Generative Large Neighborhood Search: Scalable Set Cover Optimization via Discrete Diffusion

Large-scale Set Cover Problems (SCP) with millions of variables and complex cost structures require high-quality solutions within seconds, yet remain beyond the reach of exact solvers and pose severe generalization challenges for neural methods. Such problems necessitate decomposition into bounded subproblems; however, when the induced subproblem topology differs from that observed during training, existing neural approaches often fail to transfer reliably. We introduce Generative Large Neighborhood Search (GLNS), which reframes neighborhood selection as generation using a discrete diffusion model. Our key insight is that the diffusion denoising trajectory exposes variables exhibiting high prediction instability across timesteps and identifies regions where local repair yields downstream improvement.

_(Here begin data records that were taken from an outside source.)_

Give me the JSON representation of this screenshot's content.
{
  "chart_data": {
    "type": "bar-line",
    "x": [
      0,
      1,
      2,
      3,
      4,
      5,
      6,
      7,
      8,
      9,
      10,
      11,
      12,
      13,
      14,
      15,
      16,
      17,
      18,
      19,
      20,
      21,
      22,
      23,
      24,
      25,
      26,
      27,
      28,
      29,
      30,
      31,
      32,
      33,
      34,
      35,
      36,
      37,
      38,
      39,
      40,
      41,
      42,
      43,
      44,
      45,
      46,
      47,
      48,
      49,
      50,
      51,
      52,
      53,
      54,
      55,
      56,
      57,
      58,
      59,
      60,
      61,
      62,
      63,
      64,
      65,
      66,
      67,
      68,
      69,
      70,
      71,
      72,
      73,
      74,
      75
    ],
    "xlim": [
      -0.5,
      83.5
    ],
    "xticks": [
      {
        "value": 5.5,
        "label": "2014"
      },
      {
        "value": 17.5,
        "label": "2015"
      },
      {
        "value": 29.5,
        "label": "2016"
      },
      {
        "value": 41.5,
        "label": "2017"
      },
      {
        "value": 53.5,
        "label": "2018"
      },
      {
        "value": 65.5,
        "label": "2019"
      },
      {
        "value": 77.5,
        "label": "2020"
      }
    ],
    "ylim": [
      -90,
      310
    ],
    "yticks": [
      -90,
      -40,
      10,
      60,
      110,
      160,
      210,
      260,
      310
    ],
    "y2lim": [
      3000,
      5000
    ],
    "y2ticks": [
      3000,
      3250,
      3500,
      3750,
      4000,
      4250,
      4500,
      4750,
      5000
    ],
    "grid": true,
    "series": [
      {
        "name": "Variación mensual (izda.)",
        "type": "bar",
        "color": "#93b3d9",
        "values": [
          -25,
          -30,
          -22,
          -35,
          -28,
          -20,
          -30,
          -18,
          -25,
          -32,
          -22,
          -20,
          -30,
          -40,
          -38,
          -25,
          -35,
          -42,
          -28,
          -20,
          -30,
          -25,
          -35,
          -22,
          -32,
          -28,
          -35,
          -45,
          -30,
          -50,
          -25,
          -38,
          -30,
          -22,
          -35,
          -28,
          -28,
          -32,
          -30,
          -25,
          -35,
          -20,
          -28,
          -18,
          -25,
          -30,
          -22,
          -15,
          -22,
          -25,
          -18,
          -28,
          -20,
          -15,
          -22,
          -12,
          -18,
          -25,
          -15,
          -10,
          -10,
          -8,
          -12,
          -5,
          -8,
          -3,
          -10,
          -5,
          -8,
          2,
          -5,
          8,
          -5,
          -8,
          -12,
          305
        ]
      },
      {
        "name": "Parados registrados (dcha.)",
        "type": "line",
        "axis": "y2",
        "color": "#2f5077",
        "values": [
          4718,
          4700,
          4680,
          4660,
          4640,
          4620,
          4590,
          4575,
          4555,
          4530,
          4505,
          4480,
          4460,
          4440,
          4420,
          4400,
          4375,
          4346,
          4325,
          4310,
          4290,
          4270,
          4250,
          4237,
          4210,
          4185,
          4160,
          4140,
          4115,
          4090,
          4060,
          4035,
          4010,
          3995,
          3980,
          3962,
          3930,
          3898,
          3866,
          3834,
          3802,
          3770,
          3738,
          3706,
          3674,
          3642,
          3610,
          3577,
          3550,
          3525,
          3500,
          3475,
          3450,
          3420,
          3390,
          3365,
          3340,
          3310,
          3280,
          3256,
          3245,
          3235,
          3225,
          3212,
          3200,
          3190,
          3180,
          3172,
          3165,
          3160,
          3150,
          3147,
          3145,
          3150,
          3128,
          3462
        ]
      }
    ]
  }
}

GLNS exploits this trajectory-level signal to construct high-impact neighborhoods via a localized, bounded-complexity generative sampling procedure, enabling robust neighborhood selection without retraining. As a result, GLNS transfers effectively across cost regimes and instance scales within SCP. Under tight and equal wall-clock budgets, GLNS consistently outperforms established neural baselines and achieves competitive performance with state-of-the-art MIP solvers. These results demonstrate trajectory-guided generation as a scalable framework for large-scale SCP and suggest potential relevance to other constrained optimization settings.